The ratings agencies have been circling for months with many fearing a downgrading to junk status, and South Africa’s economic growth rate has been narrowed from 0.8% in February to 0.5%.
It’s fair to say that South Africans are feeling the pressure of a struggling economy – something that’s set to continue into 2017 and beyond.
During his medium-budget address Minister Pravin Gordhan announced that additional taxes to the tune of R43bn will be raised over the next two years, with R13bn being raised next year to bring the total tax increase to R28bn in 2017/2018. Whether these taxes will be in the form of company or personal taxes, sugar taxes or VAT remains to be confirmed, what is certain is that it will all feed down to households at some point.
“Admittedly Minister Gordhan has limited space to manoeuvre within the current framework and we support his call for a tightening of belts. That said, the proposed tax increases will certainly place the residential property market under further pressure”, believes Bruce Swain, MD of Leapfrog Property Group.

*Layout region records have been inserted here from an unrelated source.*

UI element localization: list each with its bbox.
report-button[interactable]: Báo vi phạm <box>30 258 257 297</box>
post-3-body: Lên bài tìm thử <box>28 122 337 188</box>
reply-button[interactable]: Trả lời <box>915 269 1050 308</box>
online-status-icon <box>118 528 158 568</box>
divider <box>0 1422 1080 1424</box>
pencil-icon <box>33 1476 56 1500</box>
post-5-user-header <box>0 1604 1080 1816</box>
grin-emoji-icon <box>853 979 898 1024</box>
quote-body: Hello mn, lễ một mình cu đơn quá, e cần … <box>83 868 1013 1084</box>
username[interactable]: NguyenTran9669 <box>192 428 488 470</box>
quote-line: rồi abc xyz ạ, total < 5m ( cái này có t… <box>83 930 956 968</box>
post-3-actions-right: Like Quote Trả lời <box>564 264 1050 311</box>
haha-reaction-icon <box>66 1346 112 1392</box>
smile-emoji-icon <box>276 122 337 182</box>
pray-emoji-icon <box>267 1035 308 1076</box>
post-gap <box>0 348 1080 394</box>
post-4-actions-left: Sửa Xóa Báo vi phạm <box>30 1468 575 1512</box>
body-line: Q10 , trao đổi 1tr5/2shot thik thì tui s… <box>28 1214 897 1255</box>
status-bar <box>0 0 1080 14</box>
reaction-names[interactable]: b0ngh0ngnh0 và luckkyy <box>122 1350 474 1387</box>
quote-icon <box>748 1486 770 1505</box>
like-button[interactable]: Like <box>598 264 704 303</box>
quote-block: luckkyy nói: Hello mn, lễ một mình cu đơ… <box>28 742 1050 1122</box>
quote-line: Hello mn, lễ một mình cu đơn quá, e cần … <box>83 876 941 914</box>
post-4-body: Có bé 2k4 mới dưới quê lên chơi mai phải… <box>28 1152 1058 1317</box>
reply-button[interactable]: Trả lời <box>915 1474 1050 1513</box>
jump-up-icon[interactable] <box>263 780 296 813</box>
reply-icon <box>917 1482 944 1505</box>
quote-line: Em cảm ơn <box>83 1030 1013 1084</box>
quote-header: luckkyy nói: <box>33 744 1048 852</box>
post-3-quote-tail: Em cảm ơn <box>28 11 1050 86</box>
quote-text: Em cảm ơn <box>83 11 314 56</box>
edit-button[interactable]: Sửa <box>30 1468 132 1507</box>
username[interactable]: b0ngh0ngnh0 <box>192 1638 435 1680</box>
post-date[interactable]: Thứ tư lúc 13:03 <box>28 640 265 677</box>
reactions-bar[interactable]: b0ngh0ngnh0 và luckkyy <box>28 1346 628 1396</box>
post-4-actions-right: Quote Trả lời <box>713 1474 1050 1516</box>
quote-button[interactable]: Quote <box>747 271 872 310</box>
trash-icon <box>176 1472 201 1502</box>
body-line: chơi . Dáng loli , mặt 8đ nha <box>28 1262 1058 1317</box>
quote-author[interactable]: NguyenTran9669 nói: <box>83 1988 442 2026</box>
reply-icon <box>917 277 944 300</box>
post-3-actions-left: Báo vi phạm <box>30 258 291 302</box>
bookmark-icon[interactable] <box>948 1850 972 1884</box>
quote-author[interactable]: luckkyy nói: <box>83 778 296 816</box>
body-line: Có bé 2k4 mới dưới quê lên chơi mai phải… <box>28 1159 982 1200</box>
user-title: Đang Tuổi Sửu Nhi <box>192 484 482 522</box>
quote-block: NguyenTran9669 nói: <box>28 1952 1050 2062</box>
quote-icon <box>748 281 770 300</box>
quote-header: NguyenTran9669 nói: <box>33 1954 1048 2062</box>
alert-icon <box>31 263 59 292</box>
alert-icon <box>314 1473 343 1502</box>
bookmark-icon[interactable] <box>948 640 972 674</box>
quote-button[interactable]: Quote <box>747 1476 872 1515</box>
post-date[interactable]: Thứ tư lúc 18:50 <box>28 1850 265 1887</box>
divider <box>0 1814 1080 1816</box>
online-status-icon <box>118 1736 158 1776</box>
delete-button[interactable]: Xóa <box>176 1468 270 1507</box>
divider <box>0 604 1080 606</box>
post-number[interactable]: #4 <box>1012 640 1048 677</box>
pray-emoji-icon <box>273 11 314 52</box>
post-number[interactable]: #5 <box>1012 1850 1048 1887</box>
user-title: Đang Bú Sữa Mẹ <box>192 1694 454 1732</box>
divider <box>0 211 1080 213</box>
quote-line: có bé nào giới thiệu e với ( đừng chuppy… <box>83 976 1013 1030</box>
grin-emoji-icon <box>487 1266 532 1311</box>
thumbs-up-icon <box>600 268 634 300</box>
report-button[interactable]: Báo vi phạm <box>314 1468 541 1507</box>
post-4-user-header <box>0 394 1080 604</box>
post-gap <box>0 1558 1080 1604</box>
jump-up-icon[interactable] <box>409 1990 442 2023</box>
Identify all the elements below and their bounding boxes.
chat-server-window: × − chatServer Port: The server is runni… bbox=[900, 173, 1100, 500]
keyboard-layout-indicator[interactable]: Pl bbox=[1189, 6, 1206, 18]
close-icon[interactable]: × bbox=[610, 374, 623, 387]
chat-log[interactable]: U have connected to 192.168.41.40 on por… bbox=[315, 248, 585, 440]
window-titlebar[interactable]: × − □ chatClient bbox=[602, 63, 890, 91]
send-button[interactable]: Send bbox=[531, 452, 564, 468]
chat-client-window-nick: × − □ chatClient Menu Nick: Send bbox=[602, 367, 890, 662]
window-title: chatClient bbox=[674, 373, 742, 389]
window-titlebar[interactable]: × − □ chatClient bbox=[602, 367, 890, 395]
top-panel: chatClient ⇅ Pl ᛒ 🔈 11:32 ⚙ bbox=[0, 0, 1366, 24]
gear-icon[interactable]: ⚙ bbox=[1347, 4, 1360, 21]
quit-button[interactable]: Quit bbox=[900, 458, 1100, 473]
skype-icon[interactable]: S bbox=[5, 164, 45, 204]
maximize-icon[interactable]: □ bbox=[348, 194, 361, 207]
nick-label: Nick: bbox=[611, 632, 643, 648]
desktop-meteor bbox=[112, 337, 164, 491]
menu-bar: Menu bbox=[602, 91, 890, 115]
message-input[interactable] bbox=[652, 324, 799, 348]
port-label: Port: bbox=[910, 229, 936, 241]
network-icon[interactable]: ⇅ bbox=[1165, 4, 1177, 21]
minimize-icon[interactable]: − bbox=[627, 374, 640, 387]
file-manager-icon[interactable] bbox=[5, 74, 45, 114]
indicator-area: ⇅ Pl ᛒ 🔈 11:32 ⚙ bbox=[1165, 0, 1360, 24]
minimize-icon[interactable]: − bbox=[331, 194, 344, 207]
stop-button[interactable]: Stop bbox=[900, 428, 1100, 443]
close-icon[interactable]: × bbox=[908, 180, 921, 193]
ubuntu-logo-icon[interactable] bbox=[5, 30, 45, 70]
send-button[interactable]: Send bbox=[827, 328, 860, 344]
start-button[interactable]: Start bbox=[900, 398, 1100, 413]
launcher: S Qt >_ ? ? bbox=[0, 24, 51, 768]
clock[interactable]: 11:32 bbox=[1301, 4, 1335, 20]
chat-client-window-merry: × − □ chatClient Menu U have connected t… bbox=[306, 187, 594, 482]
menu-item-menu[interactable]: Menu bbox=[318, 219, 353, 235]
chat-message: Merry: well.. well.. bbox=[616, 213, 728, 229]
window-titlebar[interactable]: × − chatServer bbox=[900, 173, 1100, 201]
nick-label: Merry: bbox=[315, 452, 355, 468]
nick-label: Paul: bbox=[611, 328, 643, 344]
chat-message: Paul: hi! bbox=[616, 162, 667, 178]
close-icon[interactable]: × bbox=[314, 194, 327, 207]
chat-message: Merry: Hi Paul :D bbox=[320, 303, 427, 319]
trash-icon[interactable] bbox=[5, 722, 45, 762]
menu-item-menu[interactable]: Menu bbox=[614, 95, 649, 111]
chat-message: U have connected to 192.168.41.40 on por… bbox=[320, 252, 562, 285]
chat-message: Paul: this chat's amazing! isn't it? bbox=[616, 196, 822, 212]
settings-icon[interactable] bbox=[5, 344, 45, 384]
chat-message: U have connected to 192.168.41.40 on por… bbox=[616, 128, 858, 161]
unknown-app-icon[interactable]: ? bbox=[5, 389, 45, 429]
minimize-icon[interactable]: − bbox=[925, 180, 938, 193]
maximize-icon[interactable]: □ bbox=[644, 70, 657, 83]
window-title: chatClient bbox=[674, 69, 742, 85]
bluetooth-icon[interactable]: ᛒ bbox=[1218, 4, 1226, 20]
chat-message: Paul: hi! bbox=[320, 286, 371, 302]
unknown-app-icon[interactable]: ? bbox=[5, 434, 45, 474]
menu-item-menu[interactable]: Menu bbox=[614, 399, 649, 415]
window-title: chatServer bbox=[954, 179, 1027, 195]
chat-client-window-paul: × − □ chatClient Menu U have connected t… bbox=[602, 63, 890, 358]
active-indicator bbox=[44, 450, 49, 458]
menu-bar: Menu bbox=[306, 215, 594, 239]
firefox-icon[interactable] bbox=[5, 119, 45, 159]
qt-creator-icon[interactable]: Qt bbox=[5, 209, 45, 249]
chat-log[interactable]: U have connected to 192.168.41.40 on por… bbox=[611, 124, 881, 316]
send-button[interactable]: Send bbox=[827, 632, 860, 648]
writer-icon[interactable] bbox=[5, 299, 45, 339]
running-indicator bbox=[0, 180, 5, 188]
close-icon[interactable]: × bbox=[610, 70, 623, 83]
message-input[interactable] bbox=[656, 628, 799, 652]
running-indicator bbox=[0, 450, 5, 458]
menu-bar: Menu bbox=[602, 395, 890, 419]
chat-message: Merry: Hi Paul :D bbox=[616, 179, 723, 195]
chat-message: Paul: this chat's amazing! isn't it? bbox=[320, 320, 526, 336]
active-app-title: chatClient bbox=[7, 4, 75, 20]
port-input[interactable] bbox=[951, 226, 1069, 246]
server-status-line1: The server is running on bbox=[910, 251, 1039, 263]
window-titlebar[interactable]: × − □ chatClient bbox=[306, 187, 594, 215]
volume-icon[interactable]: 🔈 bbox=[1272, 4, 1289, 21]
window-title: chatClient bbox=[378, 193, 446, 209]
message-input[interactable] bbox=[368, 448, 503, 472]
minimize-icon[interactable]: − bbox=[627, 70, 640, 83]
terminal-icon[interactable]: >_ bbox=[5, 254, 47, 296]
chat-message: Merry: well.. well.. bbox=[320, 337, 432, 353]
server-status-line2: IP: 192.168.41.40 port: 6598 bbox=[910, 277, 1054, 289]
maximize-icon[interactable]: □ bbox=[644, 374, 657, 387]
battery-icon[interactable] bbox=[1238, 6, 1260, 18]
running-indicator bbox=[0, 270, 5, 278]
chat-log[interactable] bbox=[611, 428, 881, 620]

According to the FNB Property Barometer; “The housing market slowdown has become more broad-based, with a loss in quarter-on-quarter house price growth momentum across all 4 Major Metro Area Value Bands recently”. John Loos, FNB Household and Property Sector Strategist, attributes this to mounting financial constraints due to “house price inflation exceeding per capita income growth, rising interest rates, and growing concern amongst consumers about their economic and financial future in a very weak economy. As yet, though, there is not widespread financial stress”.
Advice to Home Owners and Buyers Alike
“At this point my advice to homeowners and buyers saving up to purchase a home is to assess their fixed costs – adjusting their budgets accordingly. It’s almost certain that utilities like water and electricity and petrol prices will increase over the next few months as well as the tax increases. As such it’s crucial for households to review their budgets to ensure that they’re able to cover the basics. It’s also critical to settle as much debt as possible to avoid further pressure on household finances”, says Swain.